Both Flickr and del.icio.us deliver tools that allows emergent categorization/folksonomy, but to slightly different ends. Flickr provides a simple means of tagging ones photos, which do not have their own easily discernible hooks to search on. The metadata tags that uses can apply give some description and context for the photos. This allows the person posting the photos to group them in a manner that serves them self well. The external benefit is that others can group photos with similar tags so to find an image they seek.
One of the things that the folks at Flickr are doing is working at providing synonyms to those viewing photos by their tags. Look at the *urban* tag (http://www.flickr.com/photos/tags/urban/) it also offers city, street, graffiti as possible tags of interest to the user.
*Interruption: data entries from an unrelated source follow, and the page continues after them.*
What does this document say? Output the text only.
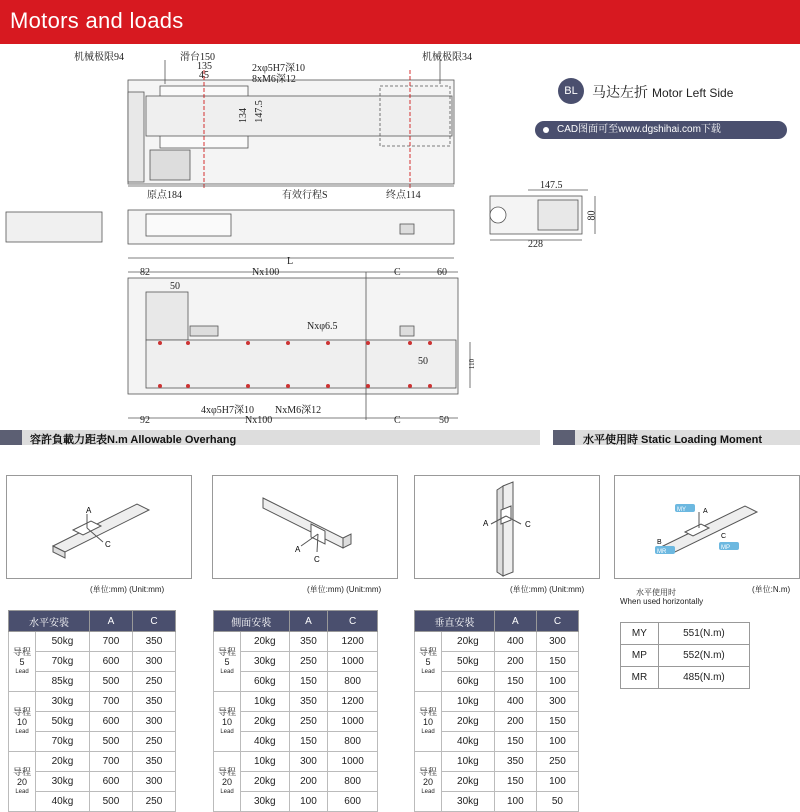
Motors and loads
机械极限94	滑台150
135
45
2xφ5H7深10
8xM6深12
机械极限34
134 147.5
原点184	有效行程S	终点114
147.5
80
228
L
82	Nx100	C	60
50
Nxφ6.5
50	110
4xφ5H7深10 NxM6深12
92	Nx100	C	50
BL	马达左折 Motor Left Side
CAD图面可至www.dgshihai.com下载
容許負載力距表N.m Allowable Overhang	水平使用時 Static Loading Moment
A
C
A
C
A	C
MY A
MR
B
MP
C
(单位:mm) (Unit:mm)	(单位:mm) (Unit:mm)	(单位:mm) (Unit:mm)	(单位:N.m)
水平使用时
When used horizontally
水平安裝		A	C

导程
5
Lead	50kg	700	350
	70kg	600	300
	85kg	500	250

导程
10
Lead	30kg	700	350
	50kg	600	300
	70kg	500	250

导程
20
Lead	20kg	700	350
	30kg	600	300
	40kg	500	250
側面安裝		A	C

导程
5
Lead	20kg	350	1200
	30kg	250	1000
	60kg	150	800

导程
10
Lead	10kg	350	1200
	20kg	250	1000
	40kg	150	800

导程
20
Lead	10kg	300	1000
	20kg	200	800
	30kg	100	600
垂直安裝		A	C

导程
5
Lead	20kg	400	300
	50kg	200	150
	60kg	150	100

导程
10
Lead	10kg	400	300
	20kg	200	150
	40kg	150	100

导程
20
Lead	10kg	350	250
	20kg	150	100
	30kg	100	50
MY	551(N.m)
MP	552(N.m)
MR	485(N.m)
Flickr also serves up *See also* options, which have a relation to *urban*. This one means of leveraging other terms that are used with a similar relation to the user’s primary term, which may provide other options or even the exact image that is desired.
Del.icio.us provides a means to add metadata tags links, which similar to annotated bookmarks and can be grouped by the tags. The links and tags are also shared out and one can subscribe to the tags in their own *inbox* so to have items that are tagged with terms you understand delivered to you (there is some noise in this method as a term’s definition may change depending on the person applying the tag). Some of the noise can be mitigated by using tag pairs or other multiples to narrow down the links returned as well as define by associative context of the tags. Take the term mac, is it a raincoat, apple (fruit), Apple (computer), designer, road surface, or beauty product? By using a second associated term we could narrow down the type of mac we are intending on finding, by applying *ripe* we should narrow the results down to the apple (fruit), but this also narrows the items returned to what others tagged the link with or put in their link title or further description.
Del.icio.us is providing metadata tags to augment items with searchable text (titles and descriptions). The tags can be used for personal groupings or to provide a means for others with a similar vocabulary to find the items. In Google’s Gmail the metadata tagging is not shared, but intended for one’s own use to group and provide multiple structures for retrieving your e-mail.
How would Flickr and del.icio.us work together? Using similar terms one can find photos of an event (or object) and tie that to descriptions of the event. Take the recent O’Reilly Digital Foo event (http://digitalfoo.oreilly.com/), which has the following photos associated at Flickr (http://www.flickr.com/photos/tags/digifoo/) and the links at del.icio.us (http://del.icio.us/search/all?search=digifoo) and (http://del.icio.us/search/all?search=digitalfoo). The del.icio.us offerings are not as deep, but can get the idea of one of the possibilities of where things could head.
Today these tools and the means of providing social emergent tagging tools are still very young, but they are much better than what was out there a few years ago. Adding metadata to objects, be they text or media, is a chore, but the new tools ease this burden and are showing that a relatively flat metadata structure can be used to get to desired items.